Меня терзало желание уехать отсюда. Глаза мои невольно обращались к югу, где акватория порта граничит с той далью, куда направляются корабли, стремящиеся в океан. Желание увидеть другие страны, вновь обрести свободу, задушенную тем случайным местом, где ты оказался{90}, постепенно усиливалось. Я ненавидел этот город, его людей, поля, реки и горы вокруг него. Тоска по родине подпитывала смутную зависть к судьбе всех неизвестных, которые сейчас плывут по морям и добираются до чужих берегов… Подняться на корабль. И — прочь отсюда. Бежать от своего прошлого… От таких мыслей не отделаешься. Остается грустить, уставясь остекленевшими глазами в Бесконечное, где все желания теряются, сталкиваясь с вечным покоем.

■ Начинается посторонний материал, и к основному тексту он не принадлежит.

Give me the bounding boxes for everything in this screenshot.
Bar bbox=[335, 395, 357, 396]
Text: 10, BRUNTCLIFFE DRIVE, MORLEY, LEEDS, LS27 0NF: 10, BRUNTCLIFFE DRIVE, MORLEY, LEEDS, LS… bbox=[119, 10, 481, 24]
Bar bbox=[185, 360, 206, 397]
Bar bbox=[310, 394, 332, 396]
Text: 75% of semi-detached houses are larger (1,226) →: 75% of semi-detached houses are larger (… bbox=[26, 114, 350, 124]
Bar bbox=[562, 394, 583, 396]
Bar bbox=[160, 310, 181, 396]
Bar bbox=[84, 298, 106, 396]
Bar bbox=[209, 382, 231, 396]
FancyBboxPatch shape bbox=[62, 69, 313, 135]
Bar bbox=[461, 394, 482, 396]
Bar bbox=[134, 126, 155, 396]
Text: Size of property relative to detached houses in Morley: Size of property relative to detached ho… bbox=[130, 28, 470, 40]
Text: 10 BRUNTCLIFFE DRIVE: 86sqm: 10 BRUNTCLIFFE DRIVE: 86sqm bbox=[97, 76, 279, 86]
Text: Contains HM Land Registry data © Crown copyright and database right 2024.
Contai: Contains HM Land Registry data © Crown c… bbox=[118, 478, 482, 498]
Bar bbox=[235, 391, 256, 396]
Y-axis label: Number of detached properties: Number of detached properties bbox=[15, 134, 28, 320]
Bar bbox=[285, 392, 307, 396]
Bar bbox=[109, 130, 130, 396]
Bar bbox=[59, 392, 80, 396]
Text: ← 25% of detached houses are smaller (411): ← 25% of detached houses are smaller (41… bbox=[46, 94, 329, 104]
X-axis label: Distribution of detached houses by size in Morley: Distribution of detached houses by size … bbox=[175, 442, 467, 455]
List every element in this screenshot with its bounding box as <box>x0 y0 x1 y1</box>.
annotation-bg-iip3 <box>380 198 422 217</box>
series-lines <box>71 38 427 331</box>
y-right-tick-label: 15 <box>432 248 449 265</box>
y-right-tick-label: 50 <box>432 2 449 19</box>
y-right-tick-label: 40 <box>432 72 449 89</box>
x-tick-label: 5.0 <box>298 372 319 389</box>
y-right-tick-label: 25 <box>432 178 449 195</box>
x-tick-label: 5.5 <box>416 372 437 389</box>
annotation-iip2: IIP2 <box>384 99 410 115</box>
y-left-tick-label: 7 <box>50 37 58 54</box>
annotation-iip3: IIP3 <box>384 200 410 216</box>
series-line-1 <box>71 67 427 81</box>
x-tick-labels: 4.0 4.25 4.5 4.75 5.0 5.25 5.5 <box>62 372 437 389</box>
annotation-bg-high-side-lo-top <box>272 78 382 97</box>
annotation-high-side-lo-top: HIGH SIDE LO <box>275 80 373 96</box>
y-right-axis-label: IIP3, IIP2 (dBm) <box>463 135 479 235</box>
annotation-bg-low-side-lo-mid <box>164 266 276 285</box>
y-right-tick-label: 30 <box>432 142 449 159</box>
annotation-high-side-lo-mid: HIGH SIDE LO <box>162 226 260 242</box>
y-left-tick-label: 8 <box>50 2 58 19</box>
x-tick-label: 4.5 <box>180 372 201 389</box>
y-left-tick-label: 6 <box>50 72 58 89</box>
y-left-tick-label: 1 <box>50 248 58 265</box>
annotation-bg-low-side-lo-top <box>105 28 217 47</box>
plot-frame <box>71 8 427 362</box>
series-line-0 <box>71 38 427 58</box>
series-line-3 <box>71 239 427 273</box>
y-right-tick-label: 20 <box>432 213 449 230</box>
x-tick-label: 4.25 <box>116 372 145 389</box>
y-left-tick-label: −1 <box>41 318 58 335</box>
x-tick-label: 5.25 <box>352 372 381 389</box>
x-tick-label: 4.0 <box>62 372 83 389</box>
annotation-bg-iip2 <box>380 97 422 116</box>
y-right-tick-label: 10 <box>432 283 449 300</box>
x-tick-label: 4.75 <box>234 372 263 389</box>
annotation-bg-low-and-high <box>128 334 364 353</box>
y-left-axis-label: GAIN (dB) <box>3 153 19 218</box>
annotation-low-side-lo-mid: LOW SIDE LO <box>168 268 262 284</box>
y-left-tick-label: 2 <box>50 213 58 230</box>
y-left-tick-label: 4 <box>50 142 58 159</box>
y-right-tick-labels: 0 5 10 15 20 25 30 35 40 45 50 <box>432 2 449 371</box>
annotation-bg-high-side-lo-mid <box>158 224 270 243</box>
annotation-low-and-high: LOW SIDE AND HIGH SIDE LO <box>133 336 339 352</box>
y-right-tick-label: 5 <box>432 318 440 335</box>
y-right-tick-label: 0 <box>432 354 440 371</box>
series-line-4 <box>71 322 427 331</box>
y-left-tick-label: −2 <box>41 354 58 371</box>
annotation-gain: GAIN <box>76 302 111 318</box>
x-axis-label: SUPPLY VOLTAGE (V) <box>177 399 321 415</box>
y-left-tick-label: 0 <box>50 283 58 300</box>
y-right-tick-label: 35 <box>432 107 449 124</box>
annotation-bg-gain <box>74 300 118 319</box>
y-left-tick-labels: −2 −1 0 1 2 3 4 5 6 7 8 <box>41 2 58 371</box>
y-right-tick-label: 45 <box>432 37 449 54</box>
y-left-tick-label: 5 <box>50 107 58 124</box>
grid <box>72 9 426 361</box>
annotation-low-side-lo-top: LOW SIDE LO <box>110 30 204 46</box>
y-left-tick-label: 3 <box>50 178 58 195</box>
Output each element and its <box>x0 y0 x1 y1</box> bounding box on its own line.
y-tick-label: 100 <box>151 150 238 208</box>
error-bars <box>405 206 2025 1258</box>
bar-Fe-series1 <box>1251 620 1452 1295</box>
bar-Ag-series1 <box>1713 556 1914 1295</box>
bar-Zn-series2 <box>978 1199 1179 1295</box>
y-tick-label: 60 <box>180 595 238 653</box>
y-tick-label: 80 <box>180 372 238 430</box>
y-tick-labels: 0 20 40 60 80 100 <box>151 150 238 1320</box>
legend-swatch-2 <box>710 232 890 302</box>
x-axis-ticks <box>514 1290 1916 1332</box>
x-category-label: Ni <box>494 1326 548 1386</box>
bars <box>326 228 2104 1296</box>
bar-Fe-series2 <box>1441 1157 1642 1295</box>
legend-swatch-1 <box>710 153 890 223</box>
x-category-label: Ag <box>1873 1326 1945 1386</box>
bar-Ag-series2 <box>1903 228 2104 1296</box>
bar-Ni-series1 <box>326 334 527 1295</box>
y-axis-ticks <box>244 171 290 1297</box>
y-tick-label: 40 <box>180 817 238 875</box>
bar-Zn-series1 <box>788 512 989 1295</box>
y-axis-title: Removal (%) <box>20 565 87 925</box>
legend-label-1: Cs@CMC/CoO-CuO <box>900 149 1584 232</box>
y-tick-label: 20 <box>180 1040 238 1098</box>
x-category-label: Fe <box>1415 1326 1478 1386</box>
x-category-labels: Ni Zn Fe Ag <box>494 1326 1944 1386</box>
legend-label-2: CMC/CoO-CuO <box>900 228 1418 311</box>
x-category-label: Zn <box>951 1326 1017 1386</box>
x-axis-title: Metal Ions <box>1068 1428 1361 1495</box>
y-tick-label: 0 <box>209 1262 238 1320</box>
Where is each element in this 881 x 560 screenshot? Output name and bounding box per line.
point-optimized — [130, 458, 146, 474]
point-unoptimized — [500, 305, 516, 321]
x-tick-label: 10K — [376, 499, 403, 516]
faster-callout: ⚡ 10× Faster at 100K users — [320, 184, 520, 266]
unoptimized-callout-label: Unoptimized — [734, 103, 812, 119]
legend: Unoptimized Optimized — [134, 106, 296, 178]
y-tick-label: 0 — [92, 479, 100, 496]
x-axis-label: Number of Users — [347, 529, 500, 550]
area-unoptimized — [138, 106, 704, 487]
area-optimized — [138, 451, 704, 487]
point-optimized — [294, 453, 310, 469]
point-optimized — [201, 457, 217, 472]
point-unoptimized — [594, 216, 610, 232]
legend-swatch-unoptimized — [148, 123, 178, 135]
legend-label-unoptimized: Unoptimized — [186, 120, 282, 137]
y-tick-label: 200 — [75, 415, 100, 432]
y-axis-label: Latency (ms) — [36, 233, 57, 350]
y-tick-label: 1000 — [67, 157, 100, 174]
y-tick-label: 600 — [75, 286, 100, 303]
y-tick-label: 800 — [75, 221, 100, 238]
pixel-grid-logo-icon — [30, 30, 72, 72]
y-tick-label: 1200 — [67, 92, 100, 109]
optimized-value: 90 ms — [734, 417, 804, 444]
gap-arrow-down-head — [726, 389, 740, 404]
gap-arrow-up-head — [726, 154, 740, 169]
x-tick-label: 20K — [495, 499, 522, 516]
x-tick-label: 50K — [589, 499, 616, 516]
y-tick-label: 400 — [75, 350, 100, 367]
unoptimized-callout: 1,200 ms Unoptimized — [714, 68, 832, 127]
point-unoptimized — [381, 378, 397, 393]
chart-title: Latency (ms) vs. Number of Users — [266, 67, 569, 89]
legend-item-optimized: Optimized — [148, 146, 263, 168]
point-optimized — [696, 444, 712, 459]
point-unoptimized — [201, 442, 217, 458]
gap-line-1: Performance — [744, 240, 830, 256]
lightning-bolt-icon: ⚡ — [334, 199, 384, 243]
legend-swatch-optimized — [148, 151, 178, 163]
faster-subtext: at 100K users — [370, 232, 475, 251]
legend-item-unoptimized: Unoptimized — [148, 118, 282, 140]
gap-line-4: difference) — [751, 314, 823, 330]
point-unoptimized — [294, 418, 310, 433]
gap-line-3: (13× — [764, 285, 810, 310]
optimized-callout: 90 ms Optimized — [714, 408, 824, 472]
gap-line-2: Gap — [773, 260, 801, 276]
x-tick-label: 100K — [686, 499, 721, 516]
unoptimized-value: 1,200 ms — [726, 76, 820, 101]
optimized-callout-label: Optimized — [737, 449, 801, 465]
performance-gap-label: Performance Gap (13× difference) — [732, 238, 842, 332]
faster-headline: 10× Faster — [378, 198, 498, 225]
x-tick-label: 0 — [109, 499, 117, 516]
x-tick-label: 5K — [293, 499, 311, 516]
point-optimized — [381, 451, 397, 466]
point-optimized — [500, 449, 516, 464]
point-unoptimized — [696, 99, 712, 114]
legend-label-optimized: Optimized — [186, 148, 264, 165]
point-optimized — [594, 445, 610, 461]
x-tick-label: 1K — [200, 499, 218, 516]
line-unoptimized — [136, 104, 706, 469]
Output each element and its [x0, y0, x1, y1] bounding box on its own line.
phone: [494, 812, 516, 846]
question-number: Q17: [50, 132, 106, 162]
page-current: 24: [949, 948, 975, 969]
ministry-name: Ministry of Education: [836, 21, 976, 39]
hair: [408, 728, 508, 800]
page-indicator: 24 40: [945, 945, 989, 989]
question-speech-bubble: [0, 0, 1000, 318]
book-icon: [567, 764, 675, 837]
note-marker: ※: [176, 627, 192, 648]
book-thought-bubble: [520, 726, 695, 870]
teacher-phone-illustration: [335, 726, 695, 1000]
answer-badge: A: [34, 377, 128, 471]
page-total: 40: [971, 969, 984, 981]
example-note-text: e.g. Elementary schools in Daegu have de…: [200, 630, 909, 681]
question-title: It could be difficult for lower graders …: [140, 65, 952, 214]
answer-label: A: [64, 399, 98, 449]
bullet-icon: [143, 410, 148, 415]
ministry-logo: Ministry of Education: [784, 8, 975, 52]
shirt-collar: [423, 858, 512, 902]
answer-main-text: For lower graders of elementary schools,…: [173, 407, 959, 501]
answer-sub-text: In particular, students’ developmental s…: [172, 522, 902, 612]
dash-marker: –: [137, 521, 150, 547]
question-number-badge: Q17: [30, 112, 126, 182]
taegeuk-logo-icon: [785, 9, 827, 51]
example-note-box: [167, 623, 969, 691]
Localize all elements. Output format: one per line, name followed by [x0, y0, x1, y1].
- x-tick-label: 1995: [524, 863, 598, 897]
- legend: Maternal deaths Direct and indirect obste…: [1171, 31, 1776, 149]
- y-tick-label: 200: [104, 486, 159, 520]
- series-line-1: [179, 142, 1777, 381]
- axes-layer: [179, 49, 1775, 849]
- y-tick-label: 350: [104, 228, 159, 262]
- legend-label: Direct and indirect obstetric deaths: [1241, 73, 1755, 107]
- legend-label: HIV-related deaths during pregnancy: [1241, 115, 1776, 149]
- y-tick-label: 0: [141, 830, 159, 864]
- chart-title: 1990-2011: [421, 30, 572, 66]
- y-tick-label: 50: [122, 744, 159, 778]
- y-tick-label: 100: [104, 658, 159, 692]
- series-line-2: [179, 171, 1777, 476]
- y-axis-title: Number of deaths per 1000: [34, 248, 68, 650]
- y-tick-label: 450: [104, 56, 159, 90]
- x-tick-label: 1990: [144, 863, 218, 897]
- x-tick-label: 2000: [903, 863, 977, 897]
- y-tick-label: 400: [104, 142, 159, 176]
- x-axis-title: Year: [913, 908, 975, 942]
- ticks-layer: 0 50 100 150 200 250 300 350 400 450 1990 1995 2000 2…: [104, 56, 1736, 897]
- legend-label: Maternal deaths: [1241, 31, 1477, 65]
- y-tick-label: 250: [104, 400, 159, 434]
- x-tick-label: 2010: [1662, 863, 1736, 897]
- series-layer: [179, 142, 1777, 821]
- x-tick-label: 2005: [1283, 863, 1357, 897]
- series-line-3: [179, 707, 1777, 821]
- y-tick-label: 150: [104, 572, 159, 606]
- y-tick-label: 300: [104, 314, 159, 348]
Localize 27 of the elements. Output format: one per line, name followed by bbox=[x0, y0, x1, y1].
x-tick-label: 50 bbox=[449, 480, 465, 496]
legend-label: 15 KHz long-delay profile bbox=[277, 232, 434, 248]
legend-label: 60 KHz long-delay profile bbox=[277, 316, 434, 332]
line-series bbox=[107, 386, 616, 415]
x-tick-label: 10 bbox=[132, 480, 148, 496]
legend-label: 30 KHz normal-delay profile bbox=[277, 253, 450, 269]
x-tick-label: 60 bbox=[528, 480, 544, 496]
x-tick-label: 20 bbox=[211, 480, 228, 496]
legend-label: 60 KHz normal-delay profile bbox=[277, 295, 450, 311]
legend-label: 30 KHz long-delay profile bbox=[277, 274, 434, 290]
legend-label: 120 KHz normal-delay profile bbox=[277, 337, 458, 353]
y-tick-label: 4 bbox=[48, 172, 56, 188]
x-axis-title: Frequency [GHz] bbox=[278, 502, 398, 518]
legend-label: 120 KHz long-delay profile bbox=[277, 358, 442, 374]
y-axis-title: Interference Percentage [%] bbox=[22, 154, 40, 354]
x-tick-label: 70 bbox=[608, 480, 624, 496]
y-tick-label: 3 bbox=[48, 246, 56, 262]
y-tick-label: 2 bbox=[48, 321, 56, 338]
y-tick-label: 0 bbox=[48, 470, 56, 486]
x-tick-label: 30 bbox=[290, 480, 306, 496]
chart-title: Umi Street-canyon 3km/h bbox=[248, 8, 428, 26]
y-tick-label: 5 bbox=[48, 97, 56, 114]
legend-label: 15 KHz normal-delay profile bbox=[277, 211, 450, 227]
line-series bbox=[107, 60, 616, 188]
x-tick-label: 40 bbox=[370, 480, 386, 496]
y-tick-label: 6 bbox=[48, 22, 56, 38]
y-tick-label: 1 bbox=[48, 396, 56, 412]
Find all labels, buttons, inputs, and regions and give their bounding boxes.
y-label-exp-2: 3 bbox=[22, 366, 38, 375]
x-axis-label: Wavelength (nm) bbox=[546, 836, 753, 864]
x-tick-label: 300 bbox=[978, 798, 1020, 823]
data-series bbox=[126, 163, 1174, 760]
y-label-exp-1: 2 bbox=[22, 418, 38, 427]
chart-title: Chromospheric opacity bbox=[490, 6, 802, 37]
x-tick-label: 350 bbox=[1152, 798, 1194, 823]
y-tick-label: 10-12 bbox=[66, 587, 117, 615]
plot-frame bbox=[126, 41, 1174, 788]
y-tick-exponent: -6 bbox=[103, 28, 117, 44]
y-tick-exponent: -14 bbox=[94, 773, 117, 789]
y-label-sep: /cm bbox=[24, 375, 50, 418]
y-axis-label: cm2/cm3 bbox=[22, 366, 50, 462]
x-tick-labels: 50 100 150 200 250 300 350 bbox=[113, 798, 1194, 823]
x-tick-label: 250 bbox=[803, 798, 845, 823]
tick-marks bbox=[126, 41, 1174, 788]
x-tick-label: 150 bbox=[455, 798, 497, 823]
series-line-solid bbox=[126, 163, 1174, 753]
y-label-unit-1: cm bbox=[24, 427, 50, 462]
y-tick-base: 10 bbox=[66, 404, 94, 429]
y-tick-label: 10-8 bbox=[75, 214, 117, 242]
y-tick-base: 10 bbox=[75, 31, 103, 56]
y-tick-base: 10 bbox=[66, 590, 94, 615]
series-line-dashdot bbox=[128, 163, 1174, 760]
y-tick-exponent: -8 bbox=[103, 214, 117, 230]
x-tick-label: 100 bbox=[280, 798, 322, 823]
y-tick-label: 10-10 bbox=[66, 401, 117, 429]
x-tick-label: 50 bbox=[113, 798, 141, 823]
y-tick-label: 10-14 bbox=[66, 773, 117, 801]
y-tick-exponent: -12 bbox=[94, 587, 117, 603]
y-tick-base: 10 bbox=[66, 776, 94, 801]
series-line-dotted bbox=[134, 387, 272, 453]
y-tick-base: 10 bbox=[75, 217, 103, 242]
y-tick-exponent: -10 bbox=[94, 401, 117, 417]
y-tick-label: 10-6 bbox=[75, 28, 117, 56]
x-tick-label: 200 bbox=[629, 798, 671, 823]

Я вошел в наш номер. При последнем свете дня распознал, что я тут не один. Что постель Тутайна в беспорядке. А в постели лежит человек. Я предположил, что это должен быть он. Я приблизился. И хотя сразу понял, что на подушке голова красотки Мелании{91}, ухватился за одеяло и отбросил его. Передо мной теперь лежала нагая Мелания. И приглушенный свет последнего дневного часа затушевывал ее безупречное тело глубокими тенями, от чего тело казалось пугающе насыщенным жизнью, сверхпространственным — но не плоским, — как бы окутанным коричневатым туманом, и все же неподвижным, словно статуя. Я не сказал ни слова. Она не сказала ни слова. Я только смотрел на окутанное дымкой женское тело. И внезапно — как камень падает на землю — я, всхлипнув, обрушился на нее, зарылся головой и руками в ее кожу, прижался ртом к ее неподвижным губам: так жаждущий приникает губами к источнику, торопясь окунуть их в живительную влагу.